With regards to the statement that applying CDASH can create 70-90% savings.  That is not the whole story.  Apply CDASH + standardizing all of the other elements such as rules, visits etc – and automating testing and documentation – yes, then you can achieve a 70-90% savings.

Sunday, January 24, 2010

CDISC Rules 2

In my last posting, I discussed potentially using ARDEN as a syntax for expanding CDISC ODM with rules.

After a couple of months of on and off investigation, I have decided that ARDEN is dead as an option. Actually, ARDEN is largely dead as a potential syntax in general.

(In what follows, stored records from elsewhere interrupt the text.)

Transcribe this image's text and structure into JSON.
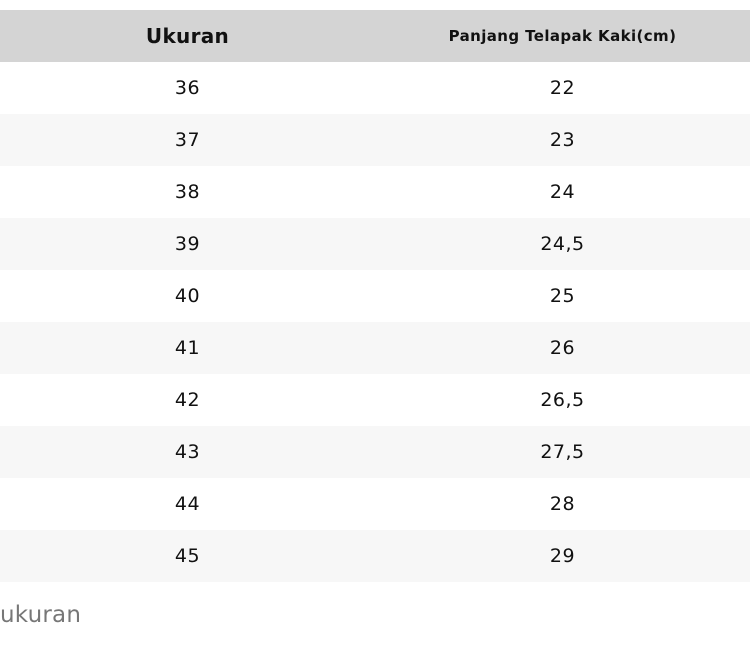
{
  "table": {
    "headers": [
      "Ukuran",
      "Panjang Telapak Kaki(cm)"
    ],
    "rows": [
      [
        "36",
        "22"
      ],
      [
        "37",
        "23"
      ],
      [
        "38",
        "24"
      ],
      [
        "39",
        "24,5"
      ],
      [
        "40",
        "25"
      ],
      [
        "41",
        "26"
      ],
      [
        "42",
        "26,5"
      ],
      [
        "43",
        "27,5"
      ],
      [
        "44",
        "28"
      ],
      [
        "45",
        "29"
      ]
    ]
  },
  "caption": "ukuran",
  "colors": {
    "header_bg": "#d4d4d4",
    "alt_row_bg": "#f7f7f7",
    "caption_text": "#777777"
  }
}
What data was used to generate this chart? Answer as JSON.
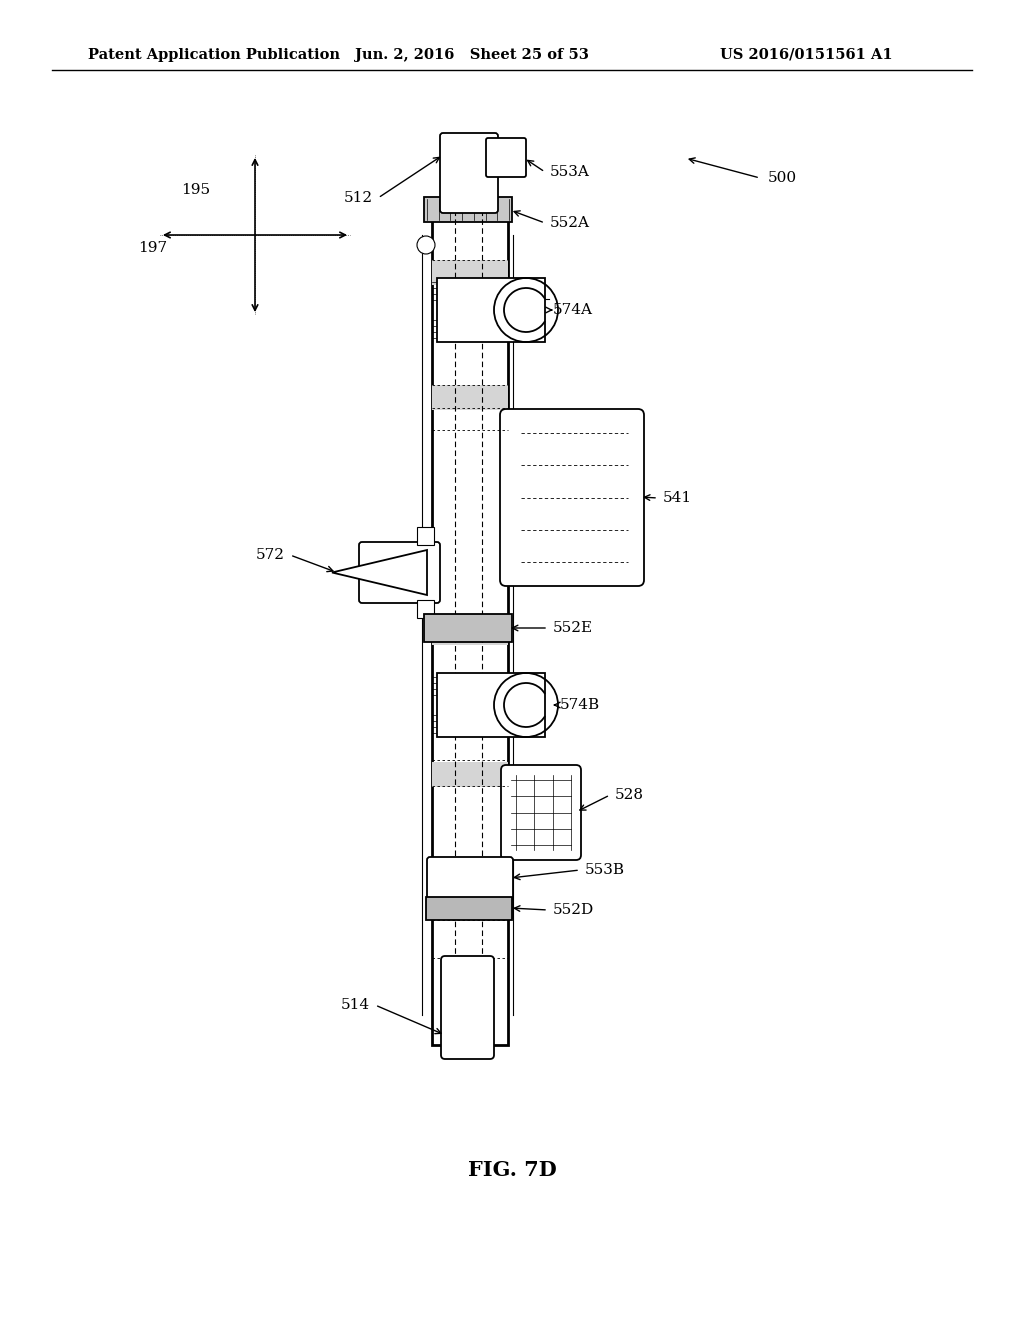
{
  "title_left": "Patent Application Publication",
  "title_mid": "Jun. 2, 2016   Sheet 25 of 53",
  "title_right": "US 2016/0151561 A1",
  "fig_label": "FIG. 7D",
  "bg_color": "#ffffff",
  "line_color": "#000000",
  "header_font_size": 10.5
}
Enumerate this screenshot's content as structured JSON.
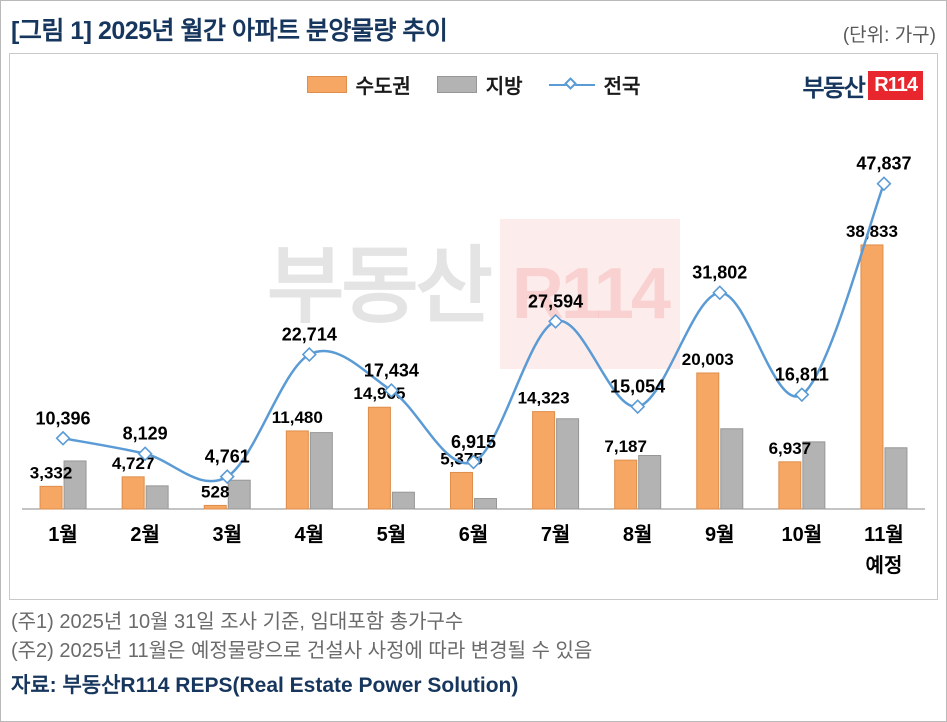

The value of a rules syntax lies primarily in the potential ability to put context around data once it reaches a repository or data warehouse.

In theory, the transfer of rules would be of value in transferring a study definition between systems. However, I cannot think of a really valuable situation where this might happen. If data is captured into an IVR System and then transferred across to EDC - does it really matter if they both have access to the rules? Instead, the rules could be applied by one of the systems.

That last point takes me to the other reason why rules are less critical. If the last decade was about standards development this new decade must be about standards application - and, in particular the real time exchange of data between systems. The need to validate data in System A first, before transferring it to System B is only really necessary if System A cannot check directly with System B. With the increasingly prevalent Web Services combined with standards - it will be possible to carry out these checks online.